Primavera 2012

Get some dirt under your nails digging through the work of these earthy, up-and-coming artists.
Zoe Bechara
Published on October 08, 2012

Overview

Spring has sprung, and in the spirit of the season of youth, the romantically named Primavera 2012 ('Spring 2012') exhibition has opened at the MCA. The annual exhibition celebrates the creativity of Australia's young artists who are emerging bright-eyed and bleating into the art world.

Here, representations of the self are portrayed in place, machine, and increments of time. Time is significant on these intimate journeys. Teho Ropeyarn's work invites the viewer to share in his painstaking and patient cutting of vinyl to create the sharply graphic prints. With these prints, Ropeyarn tells stories which, having been passed down over generations, are buffed with time. Kate Mitchell's My Life in Nuts is indeed an exercise in patience, the piled-up peanuts representing each day she has been alive.

In Moving Out Justine Varga celebrates her final days in her cherished studio space. Here, we capture both the minutes and the minute: subtle changes are introduced in Justine's space, and the viewer can take the time to reflect on their own surroundings.
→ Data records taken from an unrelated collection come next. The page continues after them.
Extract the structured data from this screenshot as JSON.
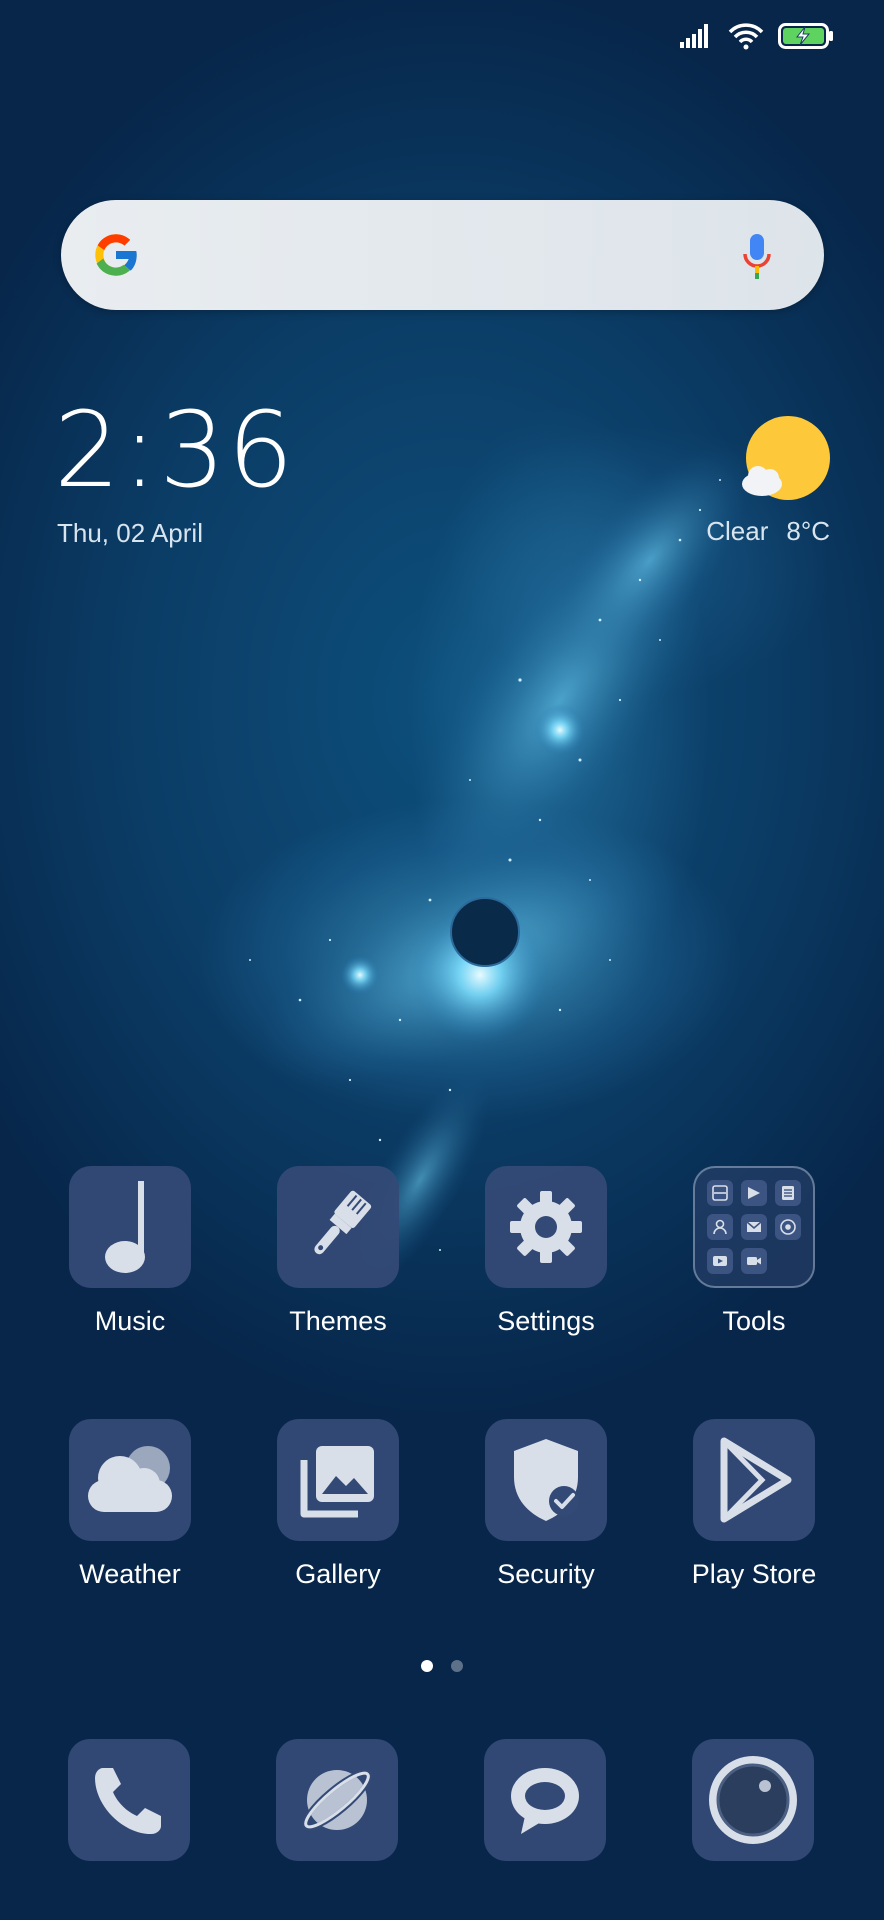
{
  "clock": {
    "time": "2:36",
    "date": "Thu, 02 April"
  },
  "weather_widget": {
    "condition": "Clear",
    "temperature": "8°C",
    "icon": "sun-cloud-icon"
  },
  "search": {
    "logo": "google-g-icon",
    "mic": "mic-icon"
  },
  "status_icons": [
    "signal-icon",
    "wifi-icon",
    "battery-charging-icon"
  ],
  "apps_row1": [
    {
      "label": "Music",
      "icon": "music-note-icon"
    },
    {
      "label": "Themes",
      "icon": "paintbrush-icon"
    },
    {
      "label": "Settings",
      "icon": "gear-icon"
    },
    {
      "label": "Tools",
      "icon": "folder-icon"
    }
  ],
  "apps_row2": [
    {
      "label": "Weather",
      "icon": "cloud-icon"
    },
    {
      "label": "Gallery",
      "icon": "gallery-icon"
    },
    {
      "label": "Security",
      "icon": "shield-check-icon"
    },
    {
      "label": "Play Store",
      "icon": "play-store-icon"
    }
  ],
  "dock": [
    {
      "icon": "phone-icon"
    },
    {
      "icon": "browser-planet-icon"
    },
    {
      "icon": "messages-icon"
    },
    {
      "icon": "camera-icon"
    }
  ],
  "pages": {
    "count": 2,
    "active": 1
  },
  "colors": {
    "tile": "#344a76",
    "sun": "#fdc93a",
    "icon_light": "#d9dfe9"
  }
}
Output = Plotter sees a rabbit plotter scrawl with a biro, with which Benjamin Forster will have you questioning the meaning of drawing, and the needed knowledge in mark-making. Discourse is, too, an automated, print-based work; the luscious tangle of receipt-roll paper featuring an endless stream of philosophical dialogue. Todd McMillan's study of albatrosses is at once haunting and calming, the whirring sound of the 16mm camera's projection a pleasingly mechanical resonance of the sea's waves. The symbolism of the great seabird as the souls of those lost at sea is not lost.
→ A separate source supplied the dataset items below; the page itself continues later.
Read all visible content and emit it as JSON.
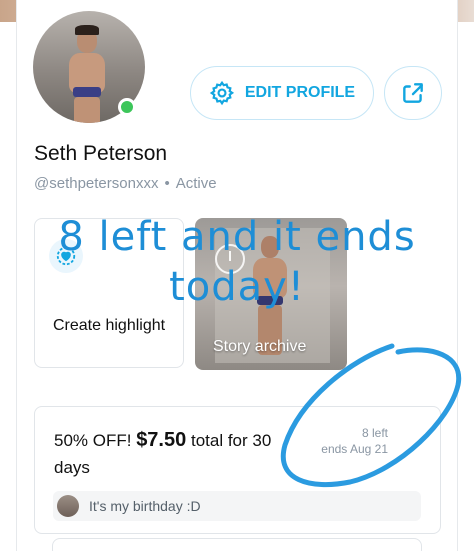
{
  "profile": {
    "name": "Seth Peterson",
    "handle": "@sethpetersonxxx",
    "status": "Active",
    "online": true
  },
  "actions": {
    "edit_profile_label": "EDIT PROFILE",
    "edit_icon": "gear-icon",
    "share_icon": "share-icon"
  },
  "highlights": {
    "create_label": "Create highlight",
    "create_icon": "heart-circle-icon",
    "archive_label": "Story archive",
    "archive_icon": "clock-icon"
  },
  "overlay": {
    "line1": "8 left and it ends",
    "line2": "today!"
  },
  "promotion": {
    "prefix": "50% OFF! ",
    "price": "$7.50",
    "suffix": " total for 30 days",
    "left": "8 left",
    "ends": "ends Aug 21",
    "message": "It's my birthday :D"
  },
  "colors": {
    "accent": "#12a6e0",
    "overlay_text": "#1e8ed6",
    "online": "#3cc65a",
    "muted": "#8a96a3"
  }
}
If this spring exhibition is indeed a time-based journey of youth, Anastasia Klose is, perhaps, the wayward adolescent; the artist brilliantly re-enacts a period of unemployment in an attempt to recuperate ‘lost time’ and provoke new ideas. Delight in the disco ball, music and the irresistible charm of Klose, for all her spunk and, indeed, funk. Dion Beasley’s whimsical prints are personal, compelling and a reminder of, as the MCA writes on their website, the ‘comic absurdity of life.’

Margaret Atwood wrote that "in the spring, at the end of the day, you should smell like dirt." A day at the MCA is often an exercise in deep (and dirty) thought, though at Primavera 2012, the memories one takes of mindfulness, play and delightful absurdity should stick around longer than Atwood's under-fingernail grime.

Still from Kate Mitchell's Fall Stack.